Il serait désastreux de rentrer avec une mine prospère et des joues rebondies.
Chez nous, il me semble que j’aurai moins mal !
Réflexion
faite, Fiora décida que l’on partirait avant que le jour soit levé afin que nul
ne s’en aperçût, car elle n’avait aucune envie de changer de vêtements dans la
première forêt venue. Personne ne l’avait vue durant ce séjour de six mois et
elle estimait qu’il était bon qu’il en fût de même à présent.

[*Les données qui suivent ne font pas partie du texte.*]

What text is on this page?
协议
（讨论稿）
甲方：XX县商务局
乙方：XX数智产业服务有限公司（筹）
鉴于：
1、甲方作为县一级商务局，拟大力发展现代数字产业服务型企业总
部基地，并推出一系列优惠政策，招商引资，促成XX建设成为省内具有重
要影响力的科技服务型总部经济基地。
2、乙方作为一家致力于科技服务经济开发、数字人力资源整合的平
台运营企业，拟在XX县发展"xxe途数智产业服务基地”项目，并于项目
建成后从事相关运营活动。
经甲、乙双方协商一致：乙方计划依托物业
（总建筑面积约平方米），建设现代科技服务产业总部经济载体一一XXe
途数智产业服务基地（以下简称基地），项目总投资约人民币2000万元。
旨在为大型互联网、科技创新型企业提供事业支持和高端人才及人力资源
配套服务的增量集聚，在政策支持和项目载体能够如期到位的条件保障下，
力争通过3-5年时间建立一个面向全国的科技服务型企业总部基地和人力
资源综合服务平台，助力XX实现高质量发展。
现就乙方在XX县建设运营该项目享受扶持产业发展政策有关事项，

Tandis que
Florent, le léger bagage chargé, achevait de harnacher les mules, elle demanda
pourtant à Léonarde d’aller chercher le père Anicet.
Le
bonhomme s’était montré d’une exemplaire discrétion et, quand Fiora descendait
au jardin alors que lui-même s’y trouvait, il sifflait son chien et s’éloignait
en tournant le dos. La jeune femme entendait l’en remercier.
– Je
quitte cette maison, lui dit-elle, pour n’y plus jamais revenir. Vous ne me
reverrez donc plus, mais je désire avant de partir vous prouver ma gratitude
pour le silence et la solitude que vous m’avez permis de respecter.
Le
père Anicet regarda la mince silhouette noire, enveloppée d’un grand manteau
dont le capuchon doublé de renard fauve cachait la moitié du visage, puis les
cinq pièces d’or qu’une main gantée venait de déposer dans la sienne. Un court
instant, ses paupières aussi fripées que celles d’une tortue se relevèrent sur
des prunelles singulièrement vives pour un homme de cet âge :
– Je
ne vous ai jamais vue, dit-il enfin. Tenez-vous vraiment à ce que je me
souvienne que quelqu’un a habité cette maison ?
– Non.
Je préfère que vous l’oubliiez, mais un peu d’or n’a jamais nui à personne.
– C’est
juste ! Aussi, tout à l’heure, irai-je mettre un cierge à saint Leuffroy
pour le remercier de l’aubaine trouvée grâce à lui dans cette maison vide...
Et,
saluant gauchement mais serrant bien fort sa paume calleuse sur les pièces
brillantes, il sortit de la maison et descendit en chantonnant jusqu’au fleuve
pour y relever ses filets.
Un
quart d’heure plus tard, les trois voyageurs s’éloignaient à leur tour et s’engageaient
lentement sur l’étroit chemin bordant la Seine qu’ils allaient suivre jusqu’à
Meudon pour, de là, rejoindre sans entrer dans Paris la grande route d’Orléans.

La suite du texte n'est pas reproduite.